L’actuel marasme économique tunisien baigne sur les vagues d’eaux troubles et boueuses d’une ambiance délétère dominée par des rhétoriques complotistes et conspirationnistes. Des rhétoriques clivantes, négatives et divisives pour le peuple tunisien. C’est la logique du diviser pour régner ! Les élites politiques doivent donner l’exemple, et surtout éviter d’incarner le contre-exemple!
Par Moktar Lamari *
Les politiciens tunisiens de tout acabit sont à couteau tiré, tous contre tous! Ils sont accusatoires, vulgaires et cyniques, prêts à tout faire pour incriminer et accuser les autres, pour se dédouaner eux-mêmes et se laver les mains de leur propre échec et mal-gouvernance du pays. C’est faire de la petite politique politicienne.
Est-ce cela la démocratie made in Tunisia? Est-ce cela le Printemps arabe? Est-ce cela l’engagement en politique?
Ambiance délétère!
Les politiciens et élites répètent en boucle «ce n’est pas ma faute, c’est celle des autres, ces traîtres, ces voleurs, ces spéculateurs, ces corrompus qui sont responsables des pénuries, misères et effondrement de l’Etat tunisien…».
C’est leur façon de faire la politique, c’est leur façon de ruiner la Tunisie, les deux doigts dans le nez!
Une rhétorique populiste, plus souvent qu’autrement, sans faire appel à des évaluations objectives, sans démonstrations et sans preuves tangibles, hors de tout doute.
Son excellence le président Kaïs Saïed est passé maître en la matière, en répétant en boucle: «Ce n’est pas moi, ce sont les autres»!
Pourtant il est président depuis presque 4 ans, et alors qu’il a tous les pouvoirs en main depuis deux ans. L’Etat c’est lui !

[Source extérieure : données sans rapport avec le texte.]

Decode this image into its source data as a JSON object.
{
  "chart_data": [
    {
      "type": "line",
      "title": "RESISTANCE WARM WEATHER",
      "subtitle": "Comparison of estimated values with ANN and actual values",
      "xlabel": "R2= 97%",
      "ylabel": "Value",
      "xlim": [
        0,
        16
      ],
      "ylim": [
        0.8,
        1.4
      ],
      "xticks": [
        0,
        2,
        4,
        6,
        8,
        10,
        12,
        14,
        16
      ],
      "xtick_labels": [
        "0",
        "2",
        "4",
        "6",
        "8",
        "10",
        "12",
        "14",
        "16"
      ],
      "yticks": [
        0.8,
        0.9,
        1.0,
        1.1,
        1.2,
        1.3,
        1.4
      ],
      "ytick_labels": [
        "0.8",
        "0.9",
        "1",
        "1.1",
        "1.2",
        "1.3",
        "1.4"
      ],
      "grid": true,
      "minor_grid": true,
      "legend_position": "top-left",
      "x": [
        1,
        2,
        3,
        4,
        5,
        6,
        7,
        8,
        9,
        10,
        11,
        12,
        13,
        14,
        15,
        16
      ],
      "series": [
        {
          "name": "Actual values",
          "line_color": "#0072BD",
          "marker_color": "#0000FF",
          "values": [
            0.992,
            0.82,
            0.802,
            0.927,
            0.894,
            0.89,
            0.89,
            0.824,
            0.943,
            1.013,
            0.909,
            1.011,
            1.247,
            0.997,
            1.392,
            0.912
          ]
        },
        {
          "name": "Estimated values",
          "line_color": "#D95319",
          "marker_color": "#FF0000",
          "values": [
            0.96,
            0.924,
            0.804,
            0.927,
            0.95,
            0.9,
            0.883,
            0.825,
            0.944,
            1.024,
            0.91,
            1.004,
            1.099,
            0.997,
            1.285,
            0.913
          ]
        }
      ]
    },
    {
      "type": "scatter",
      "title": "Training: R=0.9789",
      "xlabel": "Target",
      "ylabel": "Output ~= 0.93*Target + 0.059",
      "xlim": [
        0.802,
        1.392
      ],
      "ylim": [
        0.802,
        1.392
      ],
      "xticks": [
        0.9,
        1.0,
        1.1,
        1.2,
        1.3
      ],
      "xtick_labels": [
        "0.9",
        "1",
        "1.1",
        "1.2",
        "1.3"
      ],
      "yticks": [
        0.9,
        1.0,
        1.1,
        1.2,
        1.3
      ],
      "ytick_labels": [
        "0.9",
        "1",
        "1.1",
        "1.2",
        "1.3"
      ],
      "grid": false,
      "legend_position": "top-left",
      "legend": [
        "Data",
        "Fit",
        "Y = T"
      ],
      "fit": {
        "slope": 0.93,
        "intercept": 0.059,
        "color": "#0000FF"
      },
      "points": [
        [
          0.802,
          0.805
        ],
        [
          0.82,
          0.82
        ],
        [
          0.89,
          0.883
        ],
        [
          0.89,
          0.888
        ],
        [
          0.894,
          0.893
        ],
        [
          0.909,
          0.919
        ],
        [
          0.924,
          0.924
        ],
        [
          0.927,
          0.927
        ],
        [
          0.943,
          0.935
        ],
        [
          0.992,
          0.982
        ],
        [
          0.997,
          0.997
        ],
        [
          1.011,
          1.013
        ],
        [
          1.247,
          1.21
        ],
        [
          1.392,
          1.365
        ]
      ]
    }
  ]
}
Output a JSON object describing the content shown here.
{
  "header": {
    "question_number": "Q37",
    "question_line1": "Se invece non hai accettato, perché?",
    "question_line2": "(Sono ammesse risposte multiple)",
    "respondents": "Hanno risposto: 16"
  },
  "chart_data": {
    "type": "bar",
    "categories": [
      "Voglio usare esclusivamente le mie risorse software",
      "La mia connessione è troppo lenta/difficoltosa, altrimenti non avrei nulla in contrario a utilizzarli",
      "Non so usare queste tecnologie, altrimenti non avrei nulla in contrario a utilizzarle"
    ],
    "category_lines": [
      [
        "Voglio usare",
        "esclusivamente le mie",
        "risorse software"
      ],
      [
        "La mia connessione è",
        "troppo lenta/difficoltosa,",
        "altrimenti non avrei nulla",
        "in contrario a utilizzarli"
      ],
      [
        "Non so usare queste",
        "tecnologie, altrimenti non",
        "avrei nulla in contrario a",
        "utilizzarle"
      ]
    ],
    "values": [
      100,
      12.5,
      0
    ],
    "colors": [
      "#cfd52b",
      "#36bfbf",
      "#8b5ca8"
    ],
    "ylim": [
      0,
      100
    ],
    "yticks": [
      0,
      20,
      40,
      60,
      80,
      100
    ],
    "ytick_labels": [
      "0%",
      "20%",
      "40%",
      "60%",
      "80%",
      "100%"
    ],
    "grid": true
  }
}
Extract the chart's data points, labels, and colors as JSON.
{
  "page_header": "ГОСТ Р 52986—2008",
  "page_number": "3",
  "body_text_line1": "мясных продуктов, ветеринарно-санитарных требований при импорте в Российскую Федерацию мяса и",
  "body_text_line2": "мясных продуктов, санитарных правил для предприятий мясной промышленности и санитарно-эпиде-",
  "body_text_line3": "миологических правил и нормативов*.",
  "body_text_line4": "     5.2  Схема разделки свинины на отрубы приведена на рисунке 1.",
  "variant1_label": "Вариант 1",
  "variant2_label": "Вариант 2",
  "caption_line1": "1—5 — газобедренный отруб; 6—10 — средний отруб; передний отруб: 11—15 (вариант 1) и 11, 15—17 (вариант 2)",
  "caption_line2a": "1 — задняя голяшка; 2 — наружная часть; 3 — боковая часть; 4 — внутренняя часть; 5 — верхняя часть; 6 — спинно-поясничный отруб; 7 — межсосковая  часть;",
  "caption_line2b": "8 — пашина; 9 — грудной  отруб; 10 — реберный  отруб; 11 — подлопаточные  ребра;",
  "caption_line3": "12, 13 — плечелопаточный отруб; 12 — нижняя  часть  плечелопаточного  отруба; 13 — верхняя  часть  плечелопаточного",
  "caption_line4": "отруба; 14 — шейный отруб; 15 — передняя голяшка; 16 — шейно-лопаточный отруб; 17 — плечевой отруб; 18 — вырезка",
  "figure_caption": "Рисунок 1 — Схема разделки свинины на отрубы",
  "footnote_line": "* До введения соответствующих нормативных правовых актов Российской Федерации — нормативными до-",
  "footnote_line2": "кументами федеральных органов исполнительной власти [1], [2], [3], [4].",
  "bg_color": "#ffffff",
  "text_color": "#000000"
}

Mais Kaïs Saïed n’est pas le seul, loin s’en faut. Le recours au complotisme et à la conspiration est désormais un sport national, pratiqué par tous les partis et un grand nombre de politiciens, de médias et d’élites corrompues.
Et même les économistes de ces médias populistes ne font pas exception, les preuves économétriques ne font pas partie de leurs valeurs, de leur culture et boites à outils. On n’a pas honte de se tromper, ou de dire la chose et son contraire, la même semaine!
Au lieu de prôner l’exemplarité on incarne le président le contre-exemple, pour s’accrocher au pouvoir et pour ne rien changer. Et on ne s’étonnera pas de voir ses protagonistes lui rendre la monnaie de sa pièce!
L’économie en ruine…
Commençons par le consensus au sujet de ces constats.
C’est vrai que la Tunisie est ruinée, techniquement insolvable et incapable de financer l’Etat sans dette toxique. Mais, où sont les responsables? On ne veut pas gratter et se commettre, et ceux qui osent s’exprimer vont dire : ce n’est pas moi, c’est les autres, les traîtres, les spéculateurs. Aucun ne fait son mea culpa!
Les désaccords commencent dès qu’on commence à pointer les responsabilités, ou les solutions douloureuses et impopulaires requises pour sortir du statu quo et pour redresser la barque!
Les résultats sont là pour dire qu’ensemble, les politiciens et les élites (au pouvoir, ou dans l’opposition), de l’ère post 2011, ont surendetté le pays, paupérisé la population et creusé tous les déficits macroéconomiques.
Pour preuve, la Tunisie est à genoux, son trésor public sous perfusion par la dette toxique, par des dons alimentaires de survie et autres humiliations implicites. Ses ministres quêtent et quémandent à longueur de journée, les prêts et les subventions. Un esprit d’assisté et de mendicité anime l’Etat de fond en comble ! Et ils appellent cela de la coopération …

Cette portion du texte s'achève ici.